Kellogg's healthy tips to dodge media flak
The only way for food manufacturers to avoid media flak over health issues is to avoid token gestures and act with integrity, according to cereal company Kellogg community and social responsibility manager Bruce Learner.
Learner said it was "easy to have a pop" at big branded manufacturers in the wake of rising obesity levels, but such "hysteria" didn't make a positive contribution to the health debate.
However, manufacturers had to engage with the issues rather than make token gestures to keep the media off their backs, he stressed. "A token effort won't do. We could have stuck tokens on our packs saying, 'redeem this for a free swimming session'. All that does is provide a free swim for motivated people that already go swimming. Instead, we have worked with the Amateur Swimming Association to invest in schemes that actually get people who don't swim into the pool. We also follow things through to see if initiatives like this are really working.

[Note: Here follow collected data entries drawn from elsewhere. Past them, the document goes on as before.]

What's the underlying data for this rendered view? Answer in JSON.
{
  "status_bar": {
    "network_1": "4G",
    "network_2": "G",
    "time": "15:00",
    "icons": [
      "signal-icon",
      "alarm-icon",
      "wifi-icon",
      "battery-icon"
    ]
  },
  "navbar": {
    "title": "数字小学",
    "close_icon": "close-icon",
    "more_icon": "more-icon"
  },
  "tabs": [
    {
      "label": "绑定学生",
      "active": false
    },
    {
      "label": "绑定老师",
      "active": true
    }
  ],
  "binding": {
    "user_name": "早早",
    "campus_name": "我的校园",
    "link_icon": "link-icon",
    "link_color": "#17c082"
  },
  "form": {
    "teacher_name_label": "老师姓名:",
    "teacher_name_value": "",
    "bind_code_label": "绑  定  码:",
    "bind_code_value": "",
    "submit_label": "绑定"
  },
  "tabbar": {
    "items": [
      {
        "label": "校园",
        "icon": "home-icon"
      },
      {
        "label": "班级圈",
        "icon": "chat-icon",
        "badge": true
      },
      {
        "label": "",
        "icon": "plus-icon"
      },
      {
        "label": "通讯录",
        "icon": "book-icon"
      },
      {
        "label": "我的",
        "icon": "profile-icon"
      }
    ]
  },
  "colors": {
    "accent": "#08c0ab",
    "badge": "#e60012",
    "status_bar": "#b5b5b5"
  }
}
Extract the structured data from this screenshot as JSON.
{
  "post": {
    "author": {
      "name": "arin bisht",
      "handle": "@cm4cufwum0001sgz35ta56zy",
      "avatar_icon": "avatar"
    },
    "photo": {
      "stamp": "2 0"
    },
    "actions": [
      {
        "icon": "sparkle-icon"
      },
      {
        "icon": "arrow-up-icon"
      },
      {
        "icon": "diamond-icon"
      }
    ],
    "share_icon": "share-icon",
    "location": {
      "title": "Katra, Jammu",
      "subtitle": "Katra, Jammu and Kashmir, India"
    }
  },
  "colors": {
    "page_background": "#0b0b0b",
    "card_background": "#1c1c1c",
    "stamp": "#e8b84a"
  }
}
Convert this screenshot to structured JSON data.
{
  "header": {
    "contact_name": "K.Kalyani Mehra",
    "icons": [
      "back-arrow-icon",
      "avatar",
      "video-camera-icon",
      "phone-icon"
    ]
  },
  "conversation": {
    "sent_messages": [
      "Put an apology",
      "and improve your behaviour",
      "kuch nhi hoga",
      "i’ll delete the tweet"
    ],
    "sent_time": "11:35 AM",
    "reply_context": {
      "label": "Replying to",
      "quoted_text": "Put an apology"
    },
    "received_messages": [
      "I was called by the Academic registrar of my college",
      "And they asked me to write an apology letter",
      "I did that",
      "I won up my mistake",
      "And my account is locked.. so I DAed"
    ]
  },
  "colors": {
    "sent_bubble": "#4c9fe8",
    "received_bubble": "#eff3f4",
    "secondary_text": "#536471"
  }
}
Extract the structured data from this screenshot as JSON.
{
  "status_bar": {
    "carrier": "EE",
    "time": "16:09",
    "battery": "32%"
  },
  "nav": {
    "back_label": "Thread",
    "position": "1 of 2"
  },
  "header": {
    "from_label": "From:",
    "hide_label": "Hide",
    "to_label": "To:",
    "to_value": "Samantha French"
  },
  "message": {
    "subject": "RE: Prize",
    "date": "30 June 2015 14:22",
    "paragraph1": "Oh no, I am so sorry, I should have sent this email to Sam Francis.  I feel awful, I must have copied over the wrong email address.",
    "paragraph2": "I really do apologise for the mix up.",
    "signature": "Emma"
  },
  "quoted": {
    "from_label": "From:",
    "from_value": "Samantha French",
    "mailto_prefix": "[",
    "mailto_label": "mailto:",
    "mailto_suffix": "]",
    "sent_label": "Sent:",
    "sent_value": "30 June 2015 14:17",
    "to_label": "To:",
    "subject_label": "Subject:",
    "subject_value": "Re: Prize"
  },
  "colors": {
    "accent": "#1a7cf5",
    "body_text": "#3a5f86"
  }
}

"If you really want to make a difference, that's the only measure of success. If your aim is to change people's lives, rather than protect your own media profile, you have a far better chance of being taken seriously."
Learner said it was easy for a food company to get its fingers burned, as Cadbury did a couple of years ago by encouraging children to collect tokens from chocolate wrappers to buy sports kit for schools. "But the secret is to do something wholeheartedly, find a partner, talk to the experts and follow through."